The report says that by 2035, 40% of cars in the UK could have self-driving capabilities and the market could be worth up to £42 billion and create 38,000 new jobs.
Vehicles will rely on location data to know where they are in relation to their surroundings, including the kerbside, other vehicles and pedestrians, but there are challenges around its discoverability, accessibility and quality.
Not all of the existing data is precise and there a need to improve its quality and granularity, digitise it where it is not currently accessible, and close gaps such as on lane markings, speed limits and street furniture, the report says.
Need for accuracy
Part of this will involve establishing data standards to ensure it is accurate and that it can be used effectively by the technology. In particular, there should be a minimum standard for high definition maps.

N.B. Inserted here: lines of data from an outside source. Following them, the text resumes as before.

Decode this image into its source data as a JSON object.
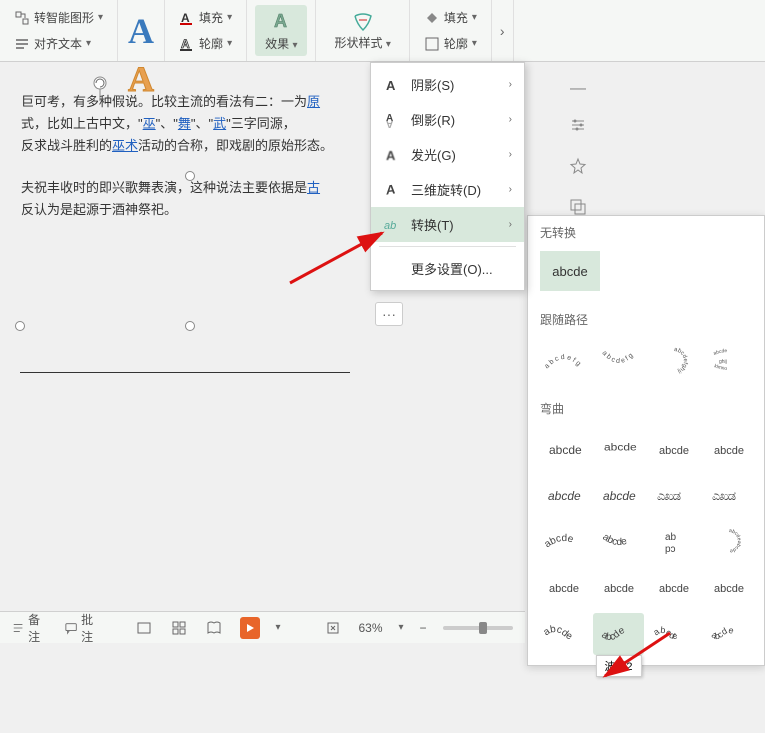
{
  "ribbon": {
    "group1": {
      "a": "□.",
      "b": "转智能图形",
      "c": "□.",
      "d": "对齐文本"
    },
    "fill_a": "填充",
    "outline_a": "轮廓",
    "effect": "效果",
    "shape_style": "形状样式",
    "fill_b": "填充",
    "outline_b": "轮廓"
  },
  "dropdown": {
    "shadow": "阴影(S)",
    "reflection": "倒影(R)",
    "glow": "发光(G)",
    "rotate3d": "三维旋转(D)",
    "transform": "转换(T)",
    "more": "更多设置(O)..."
  },
  "doc": {
    "p1a": "巨可考，有多种假说。比较主流的看法有二：一为",
    "p1link1": "原",
    "p1b": "式，比如上古中文，\"",
    "p1link2": "巫",
    "p1c": "\"、\"",
    "p1link3": "舞",
    "p1d": "\"、\"",
    "p1link4": "武",
    "p1e": "\"三字同源，",
    "p1f": "反求战斗胜利的",
    "p1link5": "巫术",
    "p1g": "活动的合称，即戏剧的原始形态。",
    "p2a": "夫祝丰收时的即兴歌舞表演，这种说法主要依据是",
    "p2link": "古",
    "p2b": "反认为是起源于酒神祭祀。"
  },
  "transform": {
    "none_header": "无转换",
    "none_label": "abcde",
    "follow_header": "跟随路径",
    "bend_header": "弯曲",
    "tooltip": "波形2"
  },
  "status": {
    "notes": "备注",
    "comments": "批注",
    "zoom": "63%"
  },
  "side": {
    "minus": "—"
  }
}
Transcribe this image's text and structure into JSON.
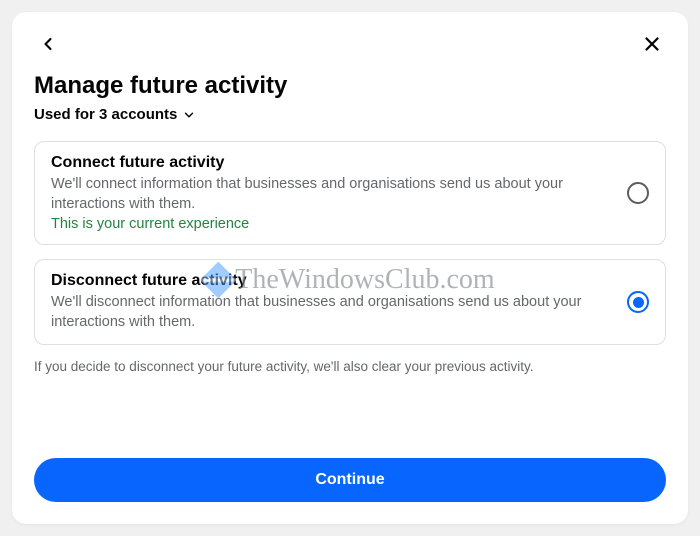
{
  "header": {
    "title": "Manage future activity",
    "subtitle": "Used for 3 accounts"
  },
  "options": {
    "connect": {
      "title": "Connect future activity",
      "desc": "We'll connect information that businesses and organisations send us about your interactions with them.",
      "current": "This is your current experience"
    },
    "disconnect": {
      "title": "Disconnect future activity",
      "desc": "We'll disconnect information that businesses and organisations send us about your interactions with them."
    }
  },
  "note": "If you decide to disconnect your future activity, we'll also clear your previous activity.",
  "button": {
    "continue": "Continue"
  },
  "watermark": "TheWindowsClub.com"
}
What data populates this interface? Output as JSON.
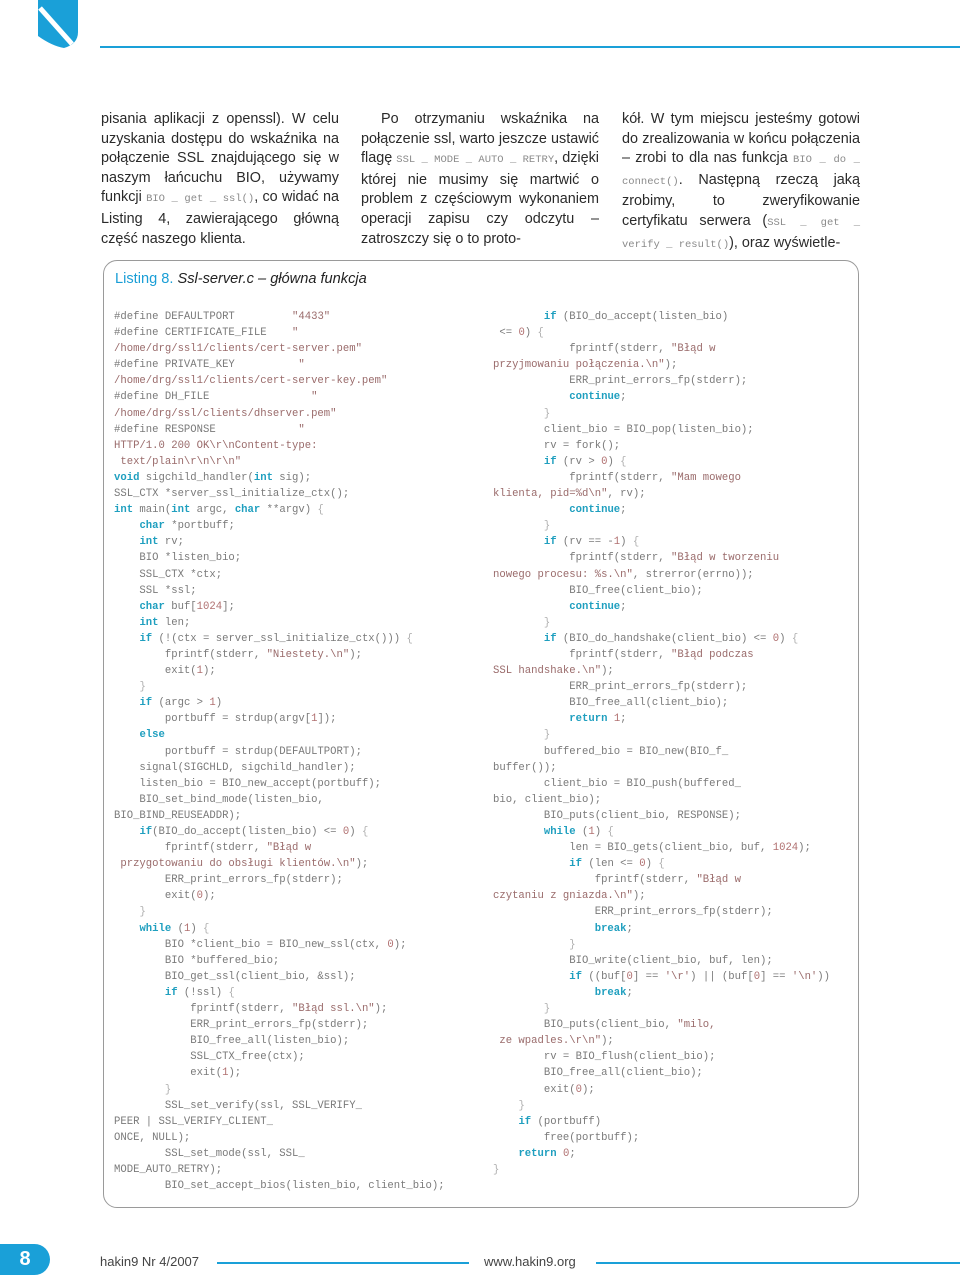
{
  "header": {
    "logo_icon": "shield-icon",
    "accent_color": "#1aa0d8"
  },
  "columns": {
    "col1": {
      "t1": "pisania aplikacji z openssl). W celu uzyskania dostępu do wskaźnika na połączenie SSL znajdującego się w naszym łańcuchu BIO, używamy funkcji ",
      "code1": "BIO _ get _ ssl()",
      "t2": ", co widać na Listing 4, zawierającego główną część naszego klienta."
    },
    "col2": {
      "t1": "Po otrzymaniu wskaźnika na połączenie ssl, warto jeszcze ustawić flagę ",
      "code1": "SSL _ MODE _ AUTO _ RETRY",
      "t2": ", dzięki której nie musimy się martwić o problem z częściowym wykonaniem operacji zapisu czy odczytu – zatroszczy się o to proto-"
    },
    "col3": {
      "t1": "kół. W tym miejscu jesteśmy gotowi do zrealizowania w końcu połączenia – zrobi to dla nas funkcja ",
      "code1": "BIO _ do _ connect()",
      "t2": ". Następną rzeczą jaką zrobimy, to zweryfikowanie certyfikatu serwera (",
      "code2": "SSL _ get _ verify _ result()",
      "t3": "), oraz wyświetle-"
    }
  },
  "listing": {
    "label": "Listing 8.",
    "title": " Ssl-server.c – główna funkcja",
    "left_lines": [
      [
        [
          "p",
          "#define DEFAULTPORT         "
        ],
        [
          "s",
          "\"4433\""
        ]
      ],
      [
        [
          "p",
          "#define CERTIFICATE_FILE    "
        ],
        [
          "s",
          "\""
        ]
      ],
      [
        [
          "s",
          "/home/drg/ssl1/clients/cert-server.pem\""
        ]
      ],
      [
        [
          "p",
          "#define PRIVATE_KEY          "
        ],
        [
          "s",
          "\""
        ]
      ],
      [
        [
          "s",
          "/home/drg/ssl1/clients/cert-server-key.pem\""
        ]
      ],
      [
        [
          "p",
          "#define DH_FILE                "
        ],
        [
          "s",
          "\""
        ]
      ],
      [
        [
          "s",
          "/home/drg/ssl/clients/dhserver.pem\""
        ]
      ],
      [
        [
          "p",
          "#define RESPONSE             "
        ],
        [
          "s",
          "\""
        ]
      ],
      [
        [
          "s",
          "HTTP/1.0 200 OK\\r\\nContent-type:"
        ]
      ],
      [
        [
          "s",
          " text/plain\\r\\n\\r\\n\""
        ]
      ],
      [
        [
          "k",
          "void"
        ],
        [
          "p",
          " sigchild_handler("
        ],
        [
          "k",
          "int"
        ],
        [
          "p",
          " sig);"
        ]
      ],
      [
        [
          "p",
          "SSL_CTX *server_ssl_initialize_ctx();"
        ]
      ],
      [
        [
          "k",
          "int"
        ],
        [
          "p",
          " main("
        ],
        [
          "k",
          "int"
        ],
        [
          "p",
          " argc, "
        ],
        [
          "k",
          "char"
        ],
        [
          "p",
          " **argv) "
        ],
        [
          "b",
          "{"
        ]
      ],
      [
        [
          "p",
          "    "
        ],
        [
          "k",
          "char"
        ],
        [
          "p",
          " *portbuff;"
        ]
      ],
      [
        [
          "p",
          "    "
        ],
        [
          "k",
          "int"
        ],
        [
          "p",
          " rv;"
        ]
      ],
      [
        [
          "p",
          "    BIO *listen_bio;"
        ]
      ],
      [
        [
          "p",
          "    SSL_CTX *ctx;"
        ]
      ],
      [
        [
          "p",
          "    SSL *ssl;"
        ]
      ],
      [
        [
          "p",
          "    "
        ],
        [
          "k",
          "char"
        ],
        [
          "p",
          " buf["
        ],
        [
          "n",
          "1024"
        ],
        [
          "p",
          "];"
        ]
      ],
      [
        [
          "p",
          "    "
        ],
        [
          "k",
          "int"
        ],
        [
          "p",
          " len;"
        ]
      ],
      [
        [
          "p",
          "    "
        ],
        [
          "k",
          "if"
        ],
        [
          "p",
          " (!(ctx = server_ssl_initialize_ctx())) "
        ],
        [
          "b",
          "{"
        ]
      ],
      [
        [
          "p",
          "        fprintf(stderr, "
        ],
        [
          "s",
          "\"Niestety.\\n\""
        ],
        [
          "p",
          ");"
        ]
      ],
      [
        [
          "p",
          "        exit("
        ],
        [
          "n",
          "1"
        ],
        [
          "p",
          ");"
        ]
      ],
      [
        [
          "p",
          "    "
        ],
        [
          "b",
          "}"
        ]
      ],
      [
        [
          "p",
          "    "
        ],
        [
          "k",
          "if"
        ],
        [
          "p",
          " (argc > "
        ],
        [
          "n",
          "1"
        ],
        [
          "p",
          ")"
        ]
      ],
      [
        [
          "p",
          "        portbuff = strdup(argv["
        ],
        [
          "n",
          "1"
        ],
        [
          "p",
          "]);"
        ]
      ],
      [
        [
          "p",
          "    "
        ],
        [
          "k",
          "else"
        ]
      ],
      [
        [
          "p",
          "        portbuff = strdup(DEFAULTPORT);"
        ]
      ],
      [
        [
          "p",
          "    signal(SIGCHLD, sigchild_handler);"
        ]
      ],
      [
        [
          "p",
          "    listen_bio = BIO_new_accept(portbuff);"
        ]
      ],
      [
        [
          "p",
          "    BIO_set_bind_mode(listen_bio,"
        ]
      ],
      [
        [
          "p",
          "BIO_BIND_REUSEADDR);"
        ]
      ],
      [
        [
          "p",
          "    "
        ],
        [
          "k",
          "if"
        ],
        [
          "p",
          "(BIO_do_accept(listen_bio) <= "
        ],
        [
          "n",
          "0"
        ],
        [
          "p",
          ") "
        ],
        [
          "b",
          "{"
        ]
      ],
      [
        [
          "p",
          "        fprintf(stderr, "
        ],
        [
          "s",
          "\"Błąd w"
        ]
      ],
      [
        [
          "s",
          " przygotowaniu do obsługi klientów.\\n\""
        ],
        [
          "p",
          ");"
        ]
      ],
      [
        [
          "p",
          "        ERR_print_errors_fp(stderr);"
        ]
      ],
      [
        [
          "p",
          "        exit("
        ],
        [
          "n",
          "0"
        ],
        [
          "p",
          ");"
        ]
      ],
      [
        [
          "p",
          "    "
        ],
        [
          "b",
          "}"
        ]
      ],
      [
        [
          "p",
          "    "
        ],
        [
          "k",
          "while"
        ],
        [
          "p",
          " ("
        ],
        [
          "n",
          "1"
        ],
        [
          "p",
          ") "
        ],
        [
          "b",
          "{"
        ]
      ],
      [
        [
          "p",
          "        BIO *client_bio = BIO_new_ssl(ctx, "
        ],
        [
          "n",
          "0"
        ],
        [
          "p",
          ");"
        ]
      ],
      [
        [
          "p",
          "        BIO *buffered_bio;"
        ]
      ],
      [
        [
          "p",
          "        BIO_get_ssl(client_bio, &ssl);"
        ]
      ],
      [
        [
          "p",
          "        "
        ],
        [
          "k",
          "if"
        ],
        [
          "p",
          " (!ssl) "
        ],
        [
          "b",
          "{"
        ]
      ],
      [
        [
          "p",
          "            fprintf(stderr, "
        ],
        [
          "s",
          "\"Błąd ssl.\\n\""
        ],
        [
          "p",
          ");"
        ]
      ],
      [
        [
          "p",
          "            ERR_print_errors_fp(stderr);"
        ]
      ],
      [
        [
          "p",
          "            BIO_free_all(listen_bio);"
        ]
      ],
      [
        [
          "p",
          "            SSL_CTX_free(ctx);"
        ]
      ],
      [
        [
          "p",
          "            exit("
        ],
        [
          "n",
          "1"
        ],
        [
          "p",
          ");"
        ]
      ],
      [
        [
          "p",
          "        "
        ],
        [
          "b",
          "}"
        ]
      ],
      [
        [
          "p",
          "        SSL_set_verify(ssl, SSL_VERIFY_"
        ]
      ],
      [
        [
          "p",
          "PEER | SSL_VERIFY_CLIENT_"
        ]
      ],
      [
        [
          "p",
          "ONCE, NULL);"
        ]
      ],
      [
        [
          "p",
          "        SSL_set_mode(ssl, SSL_"
        ]
      ],
      [
        [
          "p",
          "MODE_AUTO_RETRY);"
        ]
      ],
      [
        [
          "p",
          "        BIO_set_accept_bios(listen_bio, client_bio);"
        ]
      ]
    ],
    "right_lines": [
      [
        [
          "p",
          "        "
        ],
        [
          "k",
          "if"
        ],
        [
          "p",
          " (BIO_do_accept(listen_bio)"
        ]
      ],
      [
        [
          "p",
          " <= "
        ],
        [
          "n",
          "0"
        ],
        [
          "p",
          ") "
        ],
        [
          "b",
          "{"
        ]
      ],
      [
        [
          "p",
          "            fprintf(stderr, "
        ],
        [
          "s",
          "\"Błąd w"
        ]
      ],
      [
        [
          "s",
          "przyjmowaniu połączenia.\\n\""
        ],
        [
          "p",
          ");"
        ]
      ],
      [
        [
          "p",
          "            ERR_print_errors_fp(stderr);"
        ]
      ],
      [
        [
          "p",
          "            "
        ],
        [
          "k",
          "continue"
        ],
        [
          "p",
          ";"
        ]
      ],
      [
        [
          "p",
          "        "
        ],
        [
          "b",
          "}"
        ]
      ],
      [
        [
          "p",
          "        client_bio = BIO_pop(listen_bio);"
        ]
      ],
      [
        [
          "p",
          "        rv = fork();"
        ]
      ],
      [
        [
          "p",
          "        "
        ],
        [
          "k",
          "if"
        ],
        [
          "p",
          " (rv > "
        ],
        [
          "n",
          "0"
        ],
        [
          "p",
          ") "
        ],
        [
          "b",
          "{"
        ]
      ],
      [
        [
          "p",
          "            fprintf(stderr, "
        ],
        [
          "s",
          "\"Mam mowego"
        ]
      ],
      [
        [
          "s",
          "klienta, pid=%d\\n\""
        ],
        [
          "p",
          ", rv);"
        ]
      ],
      [
        [
          "p",
          "            "
        ],
        [
          "k",
          "continue"
        ],
        [
          "p",
          ";"
        ]
      ],
      [
        [
          "p",
          "        "
        ],
        [
          "b",
          "}"
        ]
      ],
      [
        [
          "p",
          "        "
        ],
        [
          "k",
          "if"
        ],
        [
          "p",
          " (rv == -"
        ],
        [
          "n",
          "1"
        ],
        [
          "p",
          ") "
        ],
        [
          "b",
          "{"
        ]
      ],
      [
        [
          "p",
          "            fprintf(stderr, "
        ],
        [
          "s",
          "\"Błąd w tworzeniu"
        ]
      ],
      [
        [
          "s",
          "nowego procesu: %s.\\n\""
        ],
        [
          "p",
          ", strerror(errno));"
        ]
      ],
      [
        [
          "p",
          "            BIO_free(client_bio);"
        ]
      ],
      [
        [
          "p",
          "            "
        ],
        [
          "k",
          "continue"
        ],
        [
          "p",
          ";"
        ]
      ],
      [
        [
          "p",
          "        "
        ],
        [
          "b",
          "}"
        ]
      ],
      [
        [
          "p",
          "        "
        ],
        [
          "k",
          "if"
        ],
        [
          "p",
          " (BIO_do_handshake(client_bio) <= "
        ],
        [
          "n",
          "0"
        ],
        [
          "p",
          ") "
        ],
        [
          "b",
          "{"
        ]
      ],
      [
        [
          "p",
          "            fprintf(stderr, "
        ],
        [
          "s",
          "\"Błąd podczas"
        ]
      ],
      [
        [
          "s",
          "SSL handshake.\\n\""
        ],
        [
          "p",
          ");"
        ]
      ],
      [
        [
          "p",
          "            ERR_print_errors_fp(stderr);"
        ]
      ],
      [
        [
          "p",
          "            BIO_free_all(client_bio);"
        ]
      ],
      [
        [
          "p",
          "            "
        ],
        [
          "k",
          "return"
        ],
        [
          "p",
          " "
        ],
        [
          "n",
          "1"
        ],
        [
          "p",
          ";"
        ]
      ],
      [
        [
          "p",
          "        "
        ],
        [
          "b",
          "}"
        ]
      ],
      [
        [
          "p",
          "        buffered_bio = BIO_new(BIO_f_"
        ]
      ],
      [
        [
          "p",
          "buffer());"
        ]
      ],
      [
        [
          "p",
          "        client_bio = BIO_push(buffered_"
        ]
      ],
      [
        [
          "p",
          "bio, client_bio);"
        ]
      ],
      [
        [
          "p",
          "        BIO_puts(client_bio, RESPONSE);"
        ]
      ],
      [
        [
          "p",
          "        "
        ],
        [
          "k",
          "while"
        ],
        [
          "p",
          " ("
        ],
        [
          "n",
          "1"
        ],
        [
          "p",
          ") "
        ],
        [
          "b",
          "{"
        ]
      ],
      [
        [
          "p",
          "            len = BIO_gets(client_bio, buf, "
        ],
        [
          "n",
          "1024"
        ],
        [
          "p",
          ");"
        ]
      ],
      [
        [
          "p",
          "            "
        ],
        [
          "k",
          "if"
        ],
        [
          "p",
          " (len <= "
        ],
        [
          "n",
          "0"
        ],
        [
          "p",
          ") "
        ],
        [
          "b",
          "{"
        ]
      ],
      [
        [
          "p",
          "                fprintf(stderr, "
        ],
        [
          "s",
          "\"Błąd w"
        ]
      ],
      [
        [
          "s",
          "czytaniu z gniazda.\\n\""
        ],
        [
          "p",
          ");"
        ]
      ],
      [
        [
          "p",
          "                ERR_print_errors_fp(stderr);"
        ]
      ],
      [
        [
          "p",
          "                "
        ],
        [
          "k",
          "break"
        ],
        [
          "p",
          ";"
        ]
      ],
      [
        [
          "p",
          "            "
        ],
        [
          "b",
          "}"
        ]
      ],
      [
        [
          "p",
          "            BIO_write(client_bio, buf, len);"
        ]
      ],
      [
        [
          "p",
          "            "
        ],
        [
          "k",
          "if"
        ],
        [
          "p",
          " ((buf["
        ],
        [
          "n",
          "0"
        ],
        [
          "p",
          "] == "
        ],
        [
          "s",
          "'\\r'"
        ],
        [
          "p",
          ") || (buf["
        ],
        [
          "n",
          "0"
        ],
        [
          "p",
          "] == "
        ],
        [
          "s",
          "'\\n'"
        ],
        [
          "p",
          "))"
        ]
      ],
      [
        [
          "p",
          "                "
        ],
        [
          "k",
          "break"
        ],
        [
          "p",
          ";"
        ]
      ],
      [
        [
          "p",
          "        "
        ],
        [
          "b",
          "}"
        ]
      ],
      [
        [
          "p",
          "        BIO_puts(client_bio, "
        ],
        [
          "s",
          "\"milo,"
        ]
      ],
      [
        [
          "s",
          " ze wpadles.\\r\\n\""
        ],
        [
          "p",
          ");"
        ]
      ],
      [
        [
          "p",
          "        rv = BIO_flush(client_bio);"
        ]
      ],
      [
        [
          "p",
          "        BIO_free_all(client_bio);"
        ]
      ],
      [
        [
          "p",
          "        exit("
        ],
        [
          "n",
          "0"
        ],
        [
          "p",
          ");"
        ]
      ],
      [
        [
          "p",
          "    "
        ],
        [
          "b",
          "}"
        ]
      ],
      [
        [
          "p",
          "    "
        ],
        [
          "k",
          "if"
        ],
        [
          "p",
          " (portbuff)"
        ]
      ],
      [
        [
          "p",
          "        free(portbuff);"
        ]
      ],
      [
        [
          "p",
          "    "
        ],
        [
          "k",
          "return"
        ],
        [
          "p",
          " "
        ],
        [
          "n",
          "0"
        ],
        [
          "p",
          ";"
        ]
      ],
      [
        [
          "b",
          "}"
        ]
      ]
    ]
  },
  "footer": {
    "page_number": "8",
    "issue": "hakin9 Nr 4/2007",
    "website": "www.hakin9.org"
  }
}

In addition, the efficient sharing of location data will be fundamental to the safe operation of automated vehicles. This should involve incentivising local authorities and vehicle manufacturers to make their relevant data available to each other.
“Location data and technologies are and will be increasingly critical for the continued development and safe deployment of CAM (connected and automated mobility) at scale,” the report says. Connected vehicles themselves will collect significant amounts of location data that could inform wider decisions about urban planning, traffic management and the rollout of electric vehicle chargepoints.”
It adds that a robust regulatory framework will be required to support the development of the sector.
Steve Unger, independent commissioner at the Geospatial Commission, commented: “Connected and self-driving vehicles will revolutionise how we travel. They will make our roads safer, by eliminating avoidable accidents, and they will improve both efficiency and quality of life, through more effective management of congestion.
“They are made possible by technological advances in various areas, such as sensor technology and artificial intelligence, but the practical application of these new technologies depends critically on access to location data. Detailed mapping of the street environment, in a form that is readily discoverable, easily accessible, and of high quality, will be key to realising the potential benefits.”